Données de santé : “Votre dossier médical est comme une empreinte digitale de votre vie entière”

Publié le 10 Fév, 2020

Au Royaume-Uni, le département de santé et de protection sociale[1] a vendu les données de santé de « millions de patients » du NHS[2] à des sociétés pharmaceutiques américaines et internationales, faisant croire que ces données étaient anonymes. Selon des « dirigeants du NHS », les données de patients collectées auprès des cabinets médicaux et des hôpitaux peuvent être reconnectées aux dossiers médicaux individuels des patients. Ils affirment en outre qu’il existe « des preuves claires que cela est déjà fait par certaines entreprises et organisations qui ont acheté les données du DHSC », ayant identifié des individus dont « l’historique médical est particulièrement intéressant ».

 

Bien que le DHSC affirme ne vendre les informations qu’après avoir assuré « l’anonymat complet et la confidentialité des informations personnelles des patients », de hauts responsables du NHS manifestent leur préoccupation. Inquiétude partagée par le professeur Eerke Boiten, directeur de l’Institut de cyber technologie de la De Montfort University à Leicester qui confirme : les données de santé ne sont pas anonymes. Et « plus riches sont les données, plus il est facile pour les experts de ré-identifier les individus ». Phil Booth, coordinateur de medConfidential qui plaide pour la protection du caractère privé des données de santé va dans le même sens. « Enlever des identifiants évidents tels que le nom d’une personne ou son numéro NHS ne rend pas les données anonymes », souligne-t-il. Il explique : « la combinaison unique des soins médicaux qui rend les données de santé d’un individu si intéressantes à exploiter est précisément ce qui le rend si identifiable. Votre dossier médical est comme une empreinte digitale de votre vie entière ». Ce que confirme le site internet du Boston Collaborative Drug Surveillance Program qui utilise les données du DHSC : il y est proposé d’obtenir les dossiers médicaux des patients sur demande. Ce qui serait impossible avec des données véritablement anonymes. Le Clinical Practice Research Datalink (CPRD) chargé de délivrer les autorisations d’achat de ces données a d’ailleurs changé la terminologie de son site internet : jusqu’au mois de décembre les données étaient qualifiées d’ « anonymes ». Maintenant elles sont simplement dites « anonymisées », soulignant ainsi que seules certaines mesures de « désidentification » sont prises.

 

Les données du NHS constituent l’une des plus importantes banques de données centralisées. Les patients qui ne souhaitent pas que leurs données soient utilisées par la recherche doivent le signifier à leur cabinet médical. En 2018, le gouvernement britannique avait obtenu « 10 millions de livres sterling »[3] de la vente de ces données. Et Washington s’est déjà « clairement exprimé » sur sa volonté d’avoir un accès « illimité » aux 55 millions de dossiers médicaux britanniques, dont la valeur annuelle est estimée à 10 milliards de livres sterling[4].

 

Pour aller plus loin :

Plan stratégique du Health Data Hub : 4 axes dont un pour « garantir la participation de la société civile »
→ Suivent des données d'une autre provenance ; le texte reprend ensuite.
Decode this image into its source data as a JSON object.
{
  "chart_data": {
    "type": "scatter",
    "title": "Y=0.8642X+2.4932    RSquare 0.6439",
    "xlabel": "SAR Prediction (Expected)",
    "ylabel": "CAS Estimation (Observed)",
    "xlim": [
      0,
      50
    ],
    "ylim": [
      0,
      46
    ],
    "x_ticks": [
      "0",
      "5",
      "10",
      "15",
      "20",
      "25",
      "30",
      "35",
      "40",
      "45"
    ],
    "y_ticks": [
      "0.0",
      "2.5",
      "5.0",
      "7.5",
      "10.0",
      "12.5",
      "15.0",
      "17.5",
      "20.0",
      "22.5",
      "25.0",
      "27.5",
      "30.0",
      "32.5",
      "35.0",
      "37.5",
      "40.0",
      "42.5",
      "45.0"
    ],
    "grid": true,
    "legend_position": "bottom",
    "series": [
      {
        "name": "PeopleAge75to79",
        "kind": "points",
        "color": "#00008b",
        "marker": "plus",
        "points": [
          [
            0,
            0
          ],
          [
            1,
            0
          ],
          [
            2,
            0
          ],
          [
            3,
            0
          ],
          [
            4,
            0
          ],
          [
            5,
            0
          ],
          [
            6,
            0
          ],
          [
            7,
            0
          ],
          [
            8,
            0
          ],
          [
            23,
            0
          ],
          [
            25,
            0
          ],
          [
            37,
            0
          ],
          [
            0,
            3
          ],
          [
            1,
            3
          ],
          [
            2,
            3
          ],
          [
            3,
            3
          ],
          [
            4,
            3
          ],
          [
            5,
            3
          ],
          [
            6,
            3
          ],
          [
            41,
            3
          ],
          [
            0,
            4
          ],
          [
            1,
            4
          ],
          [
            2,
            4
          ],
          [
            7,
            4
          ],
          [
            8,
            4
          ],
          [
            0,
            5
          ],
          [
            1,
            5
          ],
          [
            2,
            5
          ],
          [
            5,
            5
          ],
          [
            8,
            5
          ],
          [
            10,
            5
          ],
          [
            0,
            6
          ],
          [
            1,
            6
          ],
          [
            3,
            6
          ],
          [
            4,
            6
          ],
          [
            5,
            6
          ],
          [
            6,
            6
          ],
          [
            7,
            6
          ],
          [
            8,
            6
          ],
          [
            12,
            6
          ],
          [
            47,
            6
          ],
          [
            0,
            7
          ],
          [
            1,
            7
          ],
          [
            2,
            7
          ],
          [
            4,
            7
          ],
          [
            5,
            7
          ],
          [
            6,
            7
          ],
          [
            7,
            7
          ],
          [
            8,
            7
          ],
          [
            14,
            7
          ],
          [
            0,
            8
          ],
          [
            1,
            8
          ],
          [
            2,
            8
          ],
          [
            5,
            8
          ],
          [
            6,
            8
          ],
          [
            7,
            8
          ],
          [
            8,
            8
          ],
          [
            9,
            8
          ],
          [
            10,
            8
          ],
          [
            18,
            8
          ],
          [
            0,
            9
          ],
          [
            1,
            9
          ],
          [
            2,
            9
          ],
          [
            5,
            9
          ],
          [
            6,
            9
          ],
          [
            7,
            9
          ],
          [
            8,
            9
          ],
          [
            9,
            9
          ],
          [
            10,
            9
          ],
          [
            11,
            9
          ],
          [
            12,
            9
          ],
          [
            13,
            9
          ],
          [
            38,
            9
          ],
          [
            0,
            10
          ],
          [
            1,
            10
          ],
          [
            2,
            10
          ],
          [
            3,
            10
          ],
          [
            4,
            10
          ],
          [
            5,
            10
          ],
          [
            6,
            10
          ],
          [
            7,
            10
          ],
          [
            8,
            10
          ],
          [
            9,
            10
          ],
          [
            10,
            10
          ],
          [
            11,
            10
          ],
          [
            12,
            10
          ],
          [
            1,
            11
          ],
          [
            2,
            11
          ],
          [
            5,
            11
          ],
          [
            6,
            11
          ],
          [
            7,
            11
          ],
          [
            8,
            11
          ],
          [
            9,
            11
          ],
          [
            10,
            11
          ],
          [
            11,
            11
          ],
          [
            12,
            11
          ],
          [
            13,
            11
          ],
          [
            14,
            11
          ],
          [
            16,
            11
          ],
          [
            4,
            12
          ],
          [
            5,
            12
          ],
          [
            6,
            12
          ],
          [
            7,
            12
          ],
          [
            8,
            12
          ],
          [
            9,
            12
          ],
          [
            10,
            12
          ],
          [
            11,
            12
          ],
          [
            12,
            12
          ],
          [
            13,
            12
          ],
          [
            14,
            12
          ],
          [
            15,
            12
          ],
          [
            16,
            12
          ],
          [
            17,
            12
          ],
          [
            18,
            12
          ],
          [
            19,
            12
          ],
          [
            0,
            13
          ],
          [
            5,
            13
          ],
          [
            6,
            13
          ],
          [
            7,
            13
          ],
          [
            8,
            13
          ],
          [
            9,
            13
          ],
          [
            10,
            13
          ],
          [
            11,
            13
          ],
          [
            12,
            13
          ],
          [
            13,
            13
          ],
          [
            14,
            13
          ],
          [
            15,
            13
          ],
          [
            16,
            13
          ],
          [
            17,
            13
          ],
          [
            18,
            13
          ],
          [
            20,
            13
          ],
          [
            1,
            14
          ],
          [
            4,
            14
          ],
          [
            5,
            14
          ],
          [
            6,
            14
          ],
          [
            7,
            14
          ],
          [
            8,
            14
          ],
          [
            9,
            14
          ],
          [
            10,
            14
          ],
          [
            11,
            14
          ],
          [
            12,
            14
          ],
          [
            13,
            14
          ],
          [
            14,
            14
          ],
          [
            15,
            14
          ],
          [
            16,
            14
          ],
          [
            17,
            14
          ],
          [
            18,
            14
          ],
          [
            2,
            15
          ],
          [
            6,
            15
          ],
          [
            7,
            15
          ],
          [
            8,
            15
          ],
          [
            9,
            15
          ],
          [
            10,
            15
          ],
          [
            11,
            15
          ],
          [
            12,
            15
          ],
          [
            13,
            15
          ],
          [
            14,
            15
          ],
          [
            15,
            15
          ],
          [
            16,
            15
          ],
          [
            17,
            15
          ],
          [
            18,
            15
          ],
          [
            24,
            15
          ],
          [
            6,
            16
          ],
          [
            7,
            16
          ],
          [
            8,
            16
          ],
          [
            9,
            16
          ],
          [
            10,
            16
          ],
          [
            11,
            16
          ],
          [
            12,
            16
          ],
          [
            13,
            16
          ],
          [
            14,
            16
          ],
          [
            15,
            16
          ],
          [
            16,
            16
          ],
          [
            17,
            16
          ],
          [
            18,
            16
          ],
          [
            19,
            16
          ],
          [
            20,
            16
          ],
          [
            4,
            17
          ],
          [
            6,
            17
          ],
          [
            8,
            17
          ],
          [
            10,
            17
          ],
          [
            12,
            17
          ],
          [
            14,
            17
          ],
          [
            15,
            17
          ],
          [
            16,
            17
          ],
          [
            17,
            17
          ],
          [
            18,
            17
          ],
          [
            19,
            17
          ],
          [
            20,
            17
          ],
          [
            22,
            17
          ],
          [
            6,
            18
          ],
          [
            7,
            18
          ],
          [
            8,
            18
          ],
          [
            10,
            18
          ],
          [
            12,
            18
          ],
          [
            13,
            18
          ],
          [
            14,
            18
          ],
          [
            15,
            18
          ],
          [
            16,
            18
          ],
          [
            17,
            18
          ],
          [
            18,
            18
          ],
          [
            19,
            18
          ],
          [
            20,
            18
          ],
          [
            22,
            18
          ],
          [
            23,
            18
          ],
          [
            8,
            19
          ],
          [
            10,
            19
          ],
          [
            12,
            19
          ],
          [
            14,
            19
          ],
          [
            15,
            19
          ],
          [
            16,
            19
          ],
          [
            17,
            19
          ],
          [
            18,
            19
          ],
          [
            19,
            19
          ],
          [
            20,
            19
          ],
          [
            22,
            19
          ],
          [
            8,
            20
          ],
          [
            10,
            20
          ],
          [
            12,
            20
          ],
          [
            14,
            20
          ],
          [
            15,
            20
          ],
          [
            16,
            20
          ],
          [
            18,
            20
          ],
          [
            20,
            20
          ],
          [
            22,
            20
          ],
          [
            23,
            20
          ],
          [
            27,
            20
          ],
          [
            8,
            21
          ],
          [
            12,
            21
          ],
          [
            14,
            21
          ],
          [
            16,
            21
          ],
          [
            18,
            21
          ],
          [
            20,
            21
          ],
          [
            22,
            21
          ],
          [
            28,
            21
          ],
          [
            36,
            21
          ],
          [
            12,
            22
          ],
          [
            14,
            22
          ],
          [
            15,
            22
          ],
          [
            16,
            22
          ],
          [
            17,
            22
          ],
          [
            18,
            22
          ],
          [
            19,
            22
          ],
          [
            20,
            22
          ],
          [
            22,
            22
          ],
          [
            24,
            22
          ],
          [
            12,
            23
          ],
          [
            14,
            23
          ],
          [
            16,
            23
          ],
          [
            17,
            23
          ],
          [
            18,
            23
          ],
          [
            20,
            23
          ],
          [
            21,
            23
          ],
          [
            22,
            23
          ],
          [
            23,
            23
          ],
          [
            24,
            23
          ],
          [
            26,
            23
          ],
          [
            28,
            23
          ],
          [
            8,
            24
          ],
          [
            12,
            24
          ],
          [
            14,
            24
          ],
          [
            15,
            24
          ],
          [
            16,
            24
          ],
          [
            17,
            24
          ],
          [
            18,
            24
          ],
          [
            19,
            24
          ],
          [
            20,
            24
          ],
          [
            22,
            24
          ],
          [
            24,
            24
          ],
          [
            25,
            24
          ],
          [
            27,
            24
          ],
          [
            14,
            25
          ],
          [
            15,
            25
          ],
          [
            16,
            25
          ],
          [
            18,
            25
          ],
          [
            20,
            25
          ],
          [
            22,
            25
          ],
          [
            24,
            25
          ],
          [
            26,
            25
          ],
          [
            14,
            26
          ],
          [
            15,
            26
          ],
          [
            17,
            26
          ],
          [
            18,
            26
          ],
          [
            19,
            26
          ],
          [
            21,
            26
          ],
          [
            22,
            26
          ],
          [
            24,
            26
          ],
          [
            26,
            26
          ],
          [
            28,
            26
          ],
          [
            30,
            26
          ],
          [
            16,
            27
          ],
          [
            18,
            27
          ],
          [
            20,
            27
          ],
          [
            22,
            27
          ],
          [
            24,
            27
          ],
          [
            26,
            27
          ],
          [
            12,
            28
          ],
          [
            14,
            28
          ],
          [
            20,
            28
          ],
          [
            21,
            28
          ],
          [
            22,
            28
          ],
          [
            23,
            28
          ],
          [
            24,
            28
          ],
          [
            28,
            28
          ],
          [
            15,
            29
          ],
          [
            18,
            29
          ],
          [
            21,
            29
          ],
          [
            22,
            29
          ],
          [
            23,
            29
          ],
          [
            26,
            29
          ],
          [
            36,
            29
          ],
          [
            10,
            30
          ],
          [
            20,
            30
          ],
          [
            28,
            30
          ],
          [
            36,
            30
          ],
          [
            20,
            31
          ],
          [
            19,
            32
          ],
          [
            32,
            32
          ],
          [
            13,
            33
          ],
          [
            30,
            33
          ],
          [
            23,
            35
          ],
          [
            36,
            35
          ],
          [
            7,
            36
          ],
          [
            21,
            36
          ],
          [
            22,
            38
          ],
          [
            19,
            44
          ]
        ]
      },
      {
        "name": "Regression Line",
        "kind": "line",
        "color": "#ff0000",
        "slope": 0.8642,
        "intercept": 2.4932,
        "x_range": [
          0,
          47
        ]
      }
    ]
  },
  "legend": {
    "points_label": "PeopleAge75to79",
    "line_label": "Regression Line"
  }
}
La Certification d’hébergeur de données de santé en France accordée à des sociétés privées : les professionnels de la santé s’inquiètent

La cybersécurité : un enjeu primordial pour les données de santé

Les données de santé du Royaume-Uni exploitées par Amazon ?

Royaume-Uni : des données de santé divulguées aux entreprises du numérique

 


[1] Department of Health and Social Care (DHSC).

[2] National Health Service, service national de santé anglais.

[3] Soit près de 12 millions d’euros.

[4] Soit près de 12 milliards d’euros.